This Is What Could Close The Achievement Gap Among Young Kids, Study Says

This Is What Could Close The Achievement Gap Among Young Kids

Just a few years of high-quality early childhood education could close the academic achievement gap between low-income and affluent students, a new study suggests.

The study, conducted by two university professors, analyzed previous data from a now-defunct program that offered free preschool to students from different social backgrounds.

Using this data, the researchers found that after providing low-income children with quality preschool early in life, the kids had the same IQs as their wealthier peers by age 3. This stands in contrast to the IQ gap that typically exists between affluent and low-income students at that age.

The study also showed that quality early education has long-lasting effects on low-income students. For example, although students analyzed in the study were not offered preschool past the age of 3, by age 5 and 8, they still had IQs that were more similar to their wealthier peers than is typical.

At the same time, while the IQs of low-income students in the study appear to have been hugely impacted by preschool attendance, the IQs of more affluent students in the study remained standard for their social class.

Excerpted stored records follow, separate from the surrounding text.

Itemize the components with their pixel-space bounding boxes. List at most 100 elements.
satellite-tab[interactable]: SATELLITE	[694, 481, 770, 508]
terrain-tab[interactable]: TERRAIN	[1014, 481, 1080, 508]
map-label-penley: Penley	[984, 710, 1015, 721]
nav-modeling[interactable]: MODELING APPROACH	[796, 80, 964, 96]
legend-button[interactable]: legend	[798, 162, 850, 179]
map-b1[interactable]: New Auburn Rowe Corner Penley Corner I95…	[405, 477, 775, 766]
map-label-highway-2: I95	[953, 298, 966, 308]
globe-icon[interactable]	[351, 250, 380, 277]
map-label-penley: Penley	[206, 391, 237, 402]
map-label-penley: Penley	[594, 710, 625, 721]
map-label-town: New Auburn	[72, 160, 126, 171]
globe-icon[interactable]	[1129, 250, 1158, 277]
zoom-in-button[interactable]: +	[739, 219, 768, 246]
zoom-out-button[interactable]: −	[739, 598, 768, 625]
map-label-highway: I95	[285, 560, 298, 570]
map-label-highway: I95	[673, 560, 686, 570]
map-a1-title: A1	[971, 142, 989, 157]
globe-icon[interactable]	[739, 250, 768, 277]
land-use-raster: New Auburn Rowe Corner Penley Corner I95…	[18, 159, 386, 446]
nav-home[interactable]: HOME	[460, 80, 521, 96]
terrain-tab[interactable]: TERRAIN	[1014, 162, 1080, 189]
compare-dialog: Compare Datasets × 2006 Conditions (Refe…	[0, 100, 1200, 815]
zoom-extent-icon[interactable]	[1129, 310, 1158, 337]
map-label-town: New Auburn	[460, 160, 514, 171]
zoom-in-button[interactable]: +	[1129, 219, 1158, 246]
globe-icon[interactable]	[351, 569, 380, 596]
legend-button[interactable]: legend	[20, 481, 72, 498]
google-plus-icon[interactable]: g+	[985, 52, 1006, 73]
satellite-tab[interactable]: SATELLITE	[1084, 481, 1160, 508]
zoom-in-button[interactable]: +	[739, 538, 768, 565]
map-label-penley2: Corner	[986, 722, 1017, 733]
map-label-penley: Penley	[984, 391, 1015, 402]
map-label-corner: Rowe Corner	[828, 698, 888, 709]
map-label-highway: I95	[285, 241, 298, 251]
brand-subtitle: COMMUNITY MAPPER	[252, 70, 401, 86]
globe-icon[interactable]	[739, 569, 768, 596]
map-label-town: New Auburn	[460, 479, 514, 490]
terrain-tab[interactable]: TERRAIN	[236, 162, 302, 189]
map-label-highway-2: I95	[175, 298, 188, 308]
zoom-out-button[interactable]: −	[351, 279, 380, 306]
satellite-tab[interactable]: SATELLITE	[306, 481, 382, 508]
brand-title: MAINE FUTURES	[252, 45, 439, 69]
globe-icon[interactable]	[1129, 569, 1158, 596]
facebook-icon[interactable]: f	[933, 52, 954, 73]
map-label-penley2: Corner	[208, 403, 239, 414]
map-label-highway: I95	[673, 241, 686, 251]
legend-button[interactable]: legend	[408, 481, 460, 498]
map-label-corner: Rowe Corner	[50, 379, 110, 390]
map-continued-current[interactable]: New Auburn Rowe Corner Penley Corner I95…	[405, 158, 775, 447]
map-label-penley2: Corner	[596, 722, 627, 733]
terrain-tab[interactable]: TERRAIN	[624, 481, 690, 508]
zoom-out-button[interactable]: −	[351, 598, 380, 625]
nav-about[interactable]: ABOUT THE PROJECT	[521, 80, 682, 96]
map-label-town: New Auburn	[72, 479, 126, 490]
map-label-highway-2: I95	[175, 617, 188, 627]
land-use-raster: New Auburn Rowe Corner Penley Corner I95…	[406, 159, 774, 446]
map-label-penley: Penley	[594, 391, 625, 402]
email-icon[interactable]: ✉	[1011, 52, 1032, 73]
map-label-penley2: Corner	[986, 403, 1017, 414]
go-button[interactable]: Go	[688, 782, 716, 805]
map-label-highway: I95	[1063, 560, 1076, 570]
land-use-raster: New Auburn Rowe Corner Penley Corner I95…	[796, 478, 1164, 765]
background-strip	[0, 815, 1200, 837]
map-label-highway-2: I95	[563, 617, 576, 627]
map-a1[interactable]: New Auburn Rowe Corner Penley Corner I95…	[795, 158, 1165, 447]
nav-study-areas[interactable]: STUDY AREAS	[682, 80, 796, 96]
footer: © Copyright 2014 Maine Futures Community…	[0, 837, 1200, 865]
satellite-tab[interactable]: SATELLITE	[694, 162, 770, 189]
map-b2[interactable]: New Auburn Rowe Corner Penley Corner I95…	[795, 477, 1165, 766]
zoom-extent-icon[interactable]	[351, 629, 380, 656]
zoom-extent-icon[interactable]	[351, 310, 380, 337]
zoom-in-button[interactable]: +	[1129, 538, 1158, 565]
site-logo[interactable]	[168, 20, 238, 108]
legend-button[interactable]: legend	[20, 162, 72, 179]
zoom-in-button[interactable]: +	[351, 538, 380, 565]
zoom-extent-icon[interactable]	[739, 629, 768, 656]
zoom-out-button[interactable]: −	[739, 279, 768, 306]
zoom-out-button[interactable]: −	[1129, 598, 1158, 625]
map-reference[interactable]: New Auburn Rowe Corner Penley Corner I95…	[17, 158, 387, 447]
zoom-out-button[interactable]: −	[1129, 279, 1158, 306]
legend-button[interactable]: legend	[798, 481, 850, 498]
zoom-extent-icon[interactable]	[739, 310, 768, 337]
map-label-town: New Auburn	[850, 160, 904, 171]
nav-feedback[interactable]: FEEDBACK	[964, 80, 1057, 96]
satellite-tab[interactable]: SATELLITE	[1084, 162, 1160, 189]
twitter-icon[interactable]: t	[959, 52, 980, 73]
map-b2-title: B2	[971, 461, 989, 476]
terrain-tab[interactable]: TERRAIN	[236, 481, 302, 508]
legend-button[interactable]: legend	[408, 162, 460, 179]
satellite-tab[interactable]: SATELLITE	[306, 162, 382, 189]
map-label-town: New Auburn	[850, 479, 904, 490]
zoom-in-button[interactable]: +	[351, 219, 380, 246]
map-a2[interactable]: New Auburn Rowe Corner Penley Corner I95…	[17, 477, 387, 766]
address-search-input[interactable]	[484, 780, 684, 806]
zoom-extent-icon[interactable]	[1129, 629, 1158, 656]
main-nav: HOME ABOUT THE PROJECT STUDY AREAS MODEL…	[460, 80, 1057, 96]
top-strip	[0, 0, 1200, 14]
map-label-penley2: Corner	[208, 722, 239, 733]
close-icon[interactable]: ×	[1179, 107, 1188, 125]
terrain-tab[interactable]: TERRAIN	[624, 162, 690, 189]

Study co-author and University of Minnesota professor Aaron Sojourner told The Huffington Post that this is likely because affluent students not analyzed in the study were also attending high-quality preschool, unlike the peers of low-income students in the study.

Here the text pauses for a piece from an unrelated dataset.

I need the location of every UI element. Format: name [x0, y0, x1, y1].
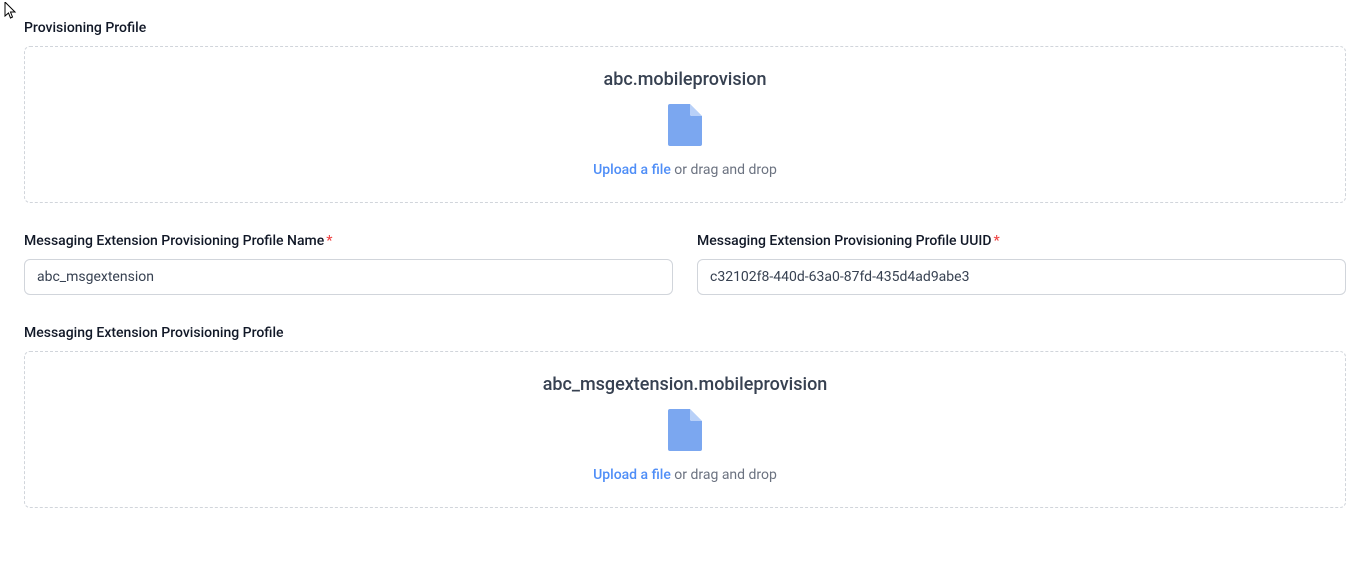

“The big, main finding is that this program had very large persistent effects on kids from lower income families,” Sojourner explained over the phone. “The program ends at age 3. After age 3, all the families are sort of on their own, but even at age 8 there’s big effects on low-income kids.”

The study concludes that if all low-income children were offered free, high-quality preschool, it “could make a large, persistent positive impacts on low-income children’s cognitive skill and academic achievement and reduce, if not eliminate, the early skills gap between America’s children from low and higher-income families.”

While the study shows that preschool has undeniably positive effects on low-income children, in 2012, fewer than half of America’s 3- and 4-year-olds were enrolled in an early education program. At the same time, many states are continually investing less in public pre-kindergarten programs.

In November, several legislators sponsored new bills that would increase access to preschool across the country. However, these bills are unlikely to go anywhere without the support of Congressional Republicans.